In this example, we’ll install and use Ollama locally, and create an endpoint that accepts a user’s prompt and returns a response using AI.
Step 1: Install Ollama
To get started, install Ollama using this link.
Once the installation is complete, download one of the available models. For this example, we’ll use the LLaMA 3 model:
ollama run llama3 // or any other model
After the model is downloaded, you can also interact with it directly through the terminal:
>>> hello
Hello! It's nice to meet you. Is there something I can help you with, or would you like to chat?
>>>
Step 2: Connect to Ollama from a Spring Boot Application
Now it’s time to connect Ollama with a Spring Boot application.
Let’s quickly generate a Spring Boot project using start.spring.io.
Here’s an example of the build.gradle file with the necessary dependencies:
plugins {
id 'java'
id 'org.springframework.boot' version '3.5.0'
id 'io.spring.dependency-management' version '1.1.7'
}
group = 'com.example'
version = '0.0.1-SNAPSHOT'
java {
toolchain {
languageVersion = JavaLanguageVersion.of(21)
}
}
repositories {
mavenCentral()
}
ext {
set('springAiVersion', "1.0.0")
}
dependencies {
implementation 'org.springframework.ai:spring-ai-starter-model-ollama'
}
dependencyManagement {
imports {
mavenBom "org.springframework.ai:spring-ai-bom:${springAiVersion}"
}
}
tasks.named('test') {
useJUnitPlatform()
}
Step 3: Create a REST Endpoint
After setting up the dependencies, all we need is a simple REST endpoint that receives a user prompt, sends it to the LLaMA 3 model, and returns the response.
For this, we can use the ChatModel class.
import org.springframework.ai.chat.model.ChatModel;
import org.springframework.ai.chat.prompt.Prompt;
import org.springframework.ai.ollama.api.OllamaModel;
import org.springframework.ai.ollama.api.OllamaOptions;
@RestController
@RequiredArgsConstructor
public class ChatController {
private final ChatModel chatModel;
@GetMapping("/message")
public String handleMessage(@RequestParam String message) {
var response = chatModel.call(
new Prompt(
message,
OllamaOptions.builder()
.model(OllamaModel.LLAMA3)
.temperature(0.4)
.build()
));
return response.getResult().getOutput().getText();
}
}
Key Components:
ChatModel — Interface that calls the AI model to generate responses.
Prompt — Wraps the user’s message and AI configuration into a single request.
OllamaOptions — Configures model settings such as temperature and model selection.

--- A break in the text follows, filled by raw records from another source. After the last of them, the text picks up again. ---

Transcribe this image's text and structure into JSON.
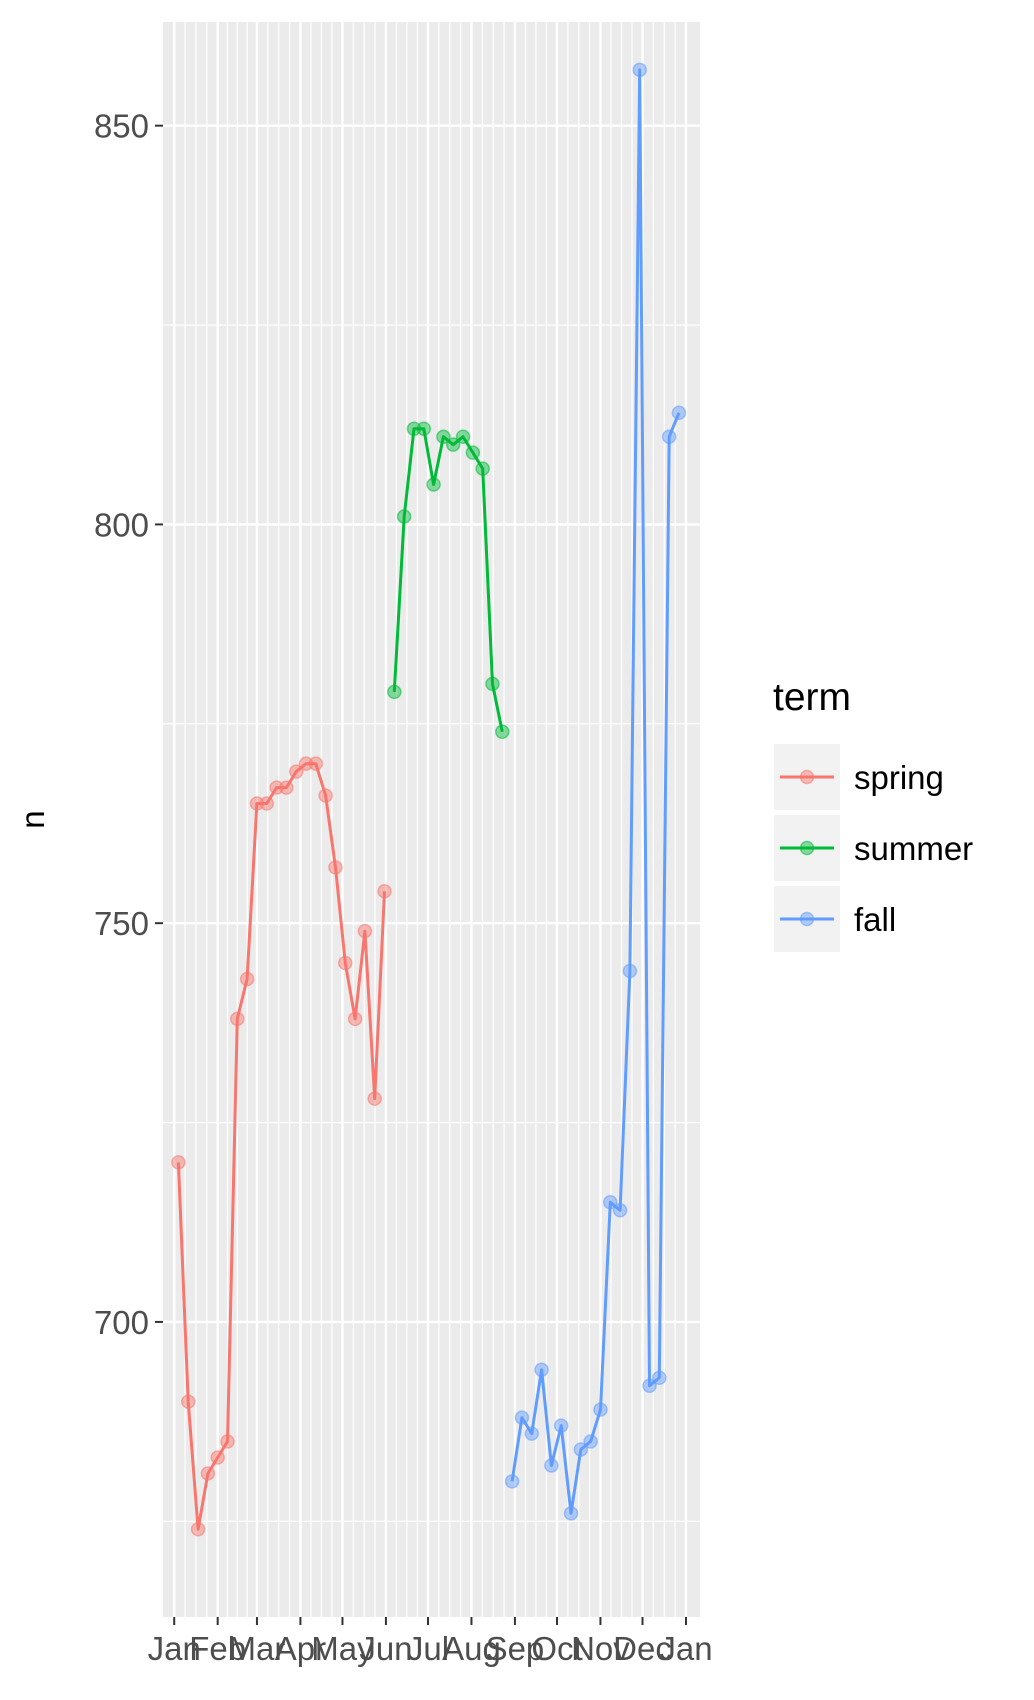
{
  "chart_data": {
    "type": "line",
    "ylabel": "n",
    "xlabel": "",
    "title": "",
    "ylim": [
      663,
      863
    ],
    "y_ticks": [
      700,
      750,
      800,
      850
    ],
    "x_ticks": [
      "Jan",
      "Feb",
      "Mar",
      "Apr",
      "May",
      "Jun",
      "Jul",
      "Aug",
      "Sep",
      "Oct",
      "Nov",
      "Dec",
      "Jan"
    ],
    "x_tick_dates": [
      "2015-01-01",
      "2015-02-01",
      "2015-03-01",
      "2015-04-01",
      "2015-05-01",
      "2015-06-01",
      "2015-07-01",
      "2015-08-01",
      "2015-09-01",
      "2015-10-01",
      "2015-11-01",
      "2015-12-01",
      "2016-01-01"
    ],
    "xlim": [
      "2014-12-24",
      "2016-01-11"
    ],
    "grid": true,
    "legend": {
      "title": "term",
      "placement": "right"
    },
    "series": [
      {
        "name": "spring",
        "color": "#F8766D",
        "points": [
          {
            "x": "2015-01-04",
            "y": 720
          },
          {
            "x": "2015-01-11",
            "y": 690
          },
          {
            "x": "2015-01-18",
            "y": 674
          },
          {
            "x": "2015-01-25",
            "y": 681
          },
          {
            "x": "2015-02-01",
            "y": 683
          },
          {
            "x": "2015-02-08",
            "y": 685
          },
          {
            "x": "2015-02-15",
            "y": 738
          },
          {
            "x": "2015-02-22",
            "y": 743
          },
          {
            "x": "2015-03-01",
            "y": 765
          },
          {
            "x": "2015-03-08",
            "y": 765
          },
          {
            "x": "2015-03-15",
            "y": 767
          },
          {
            "x": "2015-03-22",
            "y": 767
          },
          {
            "x": "2015-03-29",
            "y": 769
          },
          {
            "x": "2015-04-05",
            "y": 770
          },
          {
            "x": "2015-04-12",
            "y": 770
          },
          {
            "x": "2015-04-19",
            "y": 766
          },
          {
            "x": "2015-04-26",
            "y": 757
          },
          {
            "x": "2015-05-03",
            "y": 745
          },
          {
            "x": "2015-05-10",
            "y": 738
          },
          {
            "x": "2015-05-17",
            "y": 749
          },
          {
            "x": "2015-05-24",
            "y": 728
          },
          {
            "x": "2015-05-31",
            "y": 754
          }
        ]
      },
      {
        "name": "summer",
        "color": "#00BA38",
        "points": [
          {
            "x": "2015-06-07",
            "y": 779
          },
          {
            "x": "2015-06-14",
            "y": 801
          },
          {
            "x": "2015-06-21",
            "y": 812
          },
          {
            "x": "2015-06-28",
            "y": 812
          },
          {
            "x": "2015-07-05",
            "y": 805
          },
          {
            "x": "2015-07-12",
            "y": 811
          },
          {
            "x": "2015-07-19",
            "y": 810
          },
          {
            "x": "2015-07-26",
            "y": 811
          },
          {
            "x": "2015-08-02",
            "y": 809
          },
          {
            "x": "2015-08-09",
            "y": 807
          },
          {
            "x": "2015-08-16",
            "y": 780
          },
          {
            "x": "2015-08-23",
            "y": 774
          }
        ]
      },
      {
        "name": "fall",
        "color": "#619CFF",
        "points": [
          {
            "x": "2015-08-30",
            "y": 680
          },
          {
            "x": "2015-09-06",
            "y": 688
          },
          {
            "x": "2015-09-13",
            "y": 686
          },
          {
            "x": "2015-09-20",
            "y": 694
          },
          {
            "x": "2015-09-27",
            "y": 682
          },
          {
            "x": "2015-10-04",
            "y": 687
          },
          {
            "x": "2015-10-11",
            "y": 676
          },
          {
            "x": "2015-10-18",
            "y": 684
          },
          {
            "x": "2015-10-25",
            "y": 685
          },
          {
            "x": "2015-11-01",
            "y": 689
          },
          {
            "x": "2015-11-08",
            "y": 715
          },
          {
            "x": "2015-11-15",
            "y": 714
          },
          {
            "x": "2015-11-22",
            "y": 744
          },
          {
            "x": "2015-11-29",
            "y": 857
          },
          {
            "x": "2015-12-06",
            "y": 692
          },
          {
            "x": "2015-12-13",
            "y": 693
          },
          {
            "x": "2015-12-20",
            "y": 811
          },
          {
            "x": "2015-12-27",
            "y": 814
          }
        ]
      }
    ]
  }
}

OllamaModel.LLAMA3 — Specifies the LLaMA 3 model for processing the input.
temperature — Controls the creativity of the response (0 = strict, 1 = more random).
Its time to test:

Conclusion
Using Ollama locally with Spring AI makes it easy to build AI-powered APIs without relying on external cloud services. Without spending anything for the LLM model, an AI-powered chat endpoint is ready. We can do a little bit of prompt engineering to make it more specialized.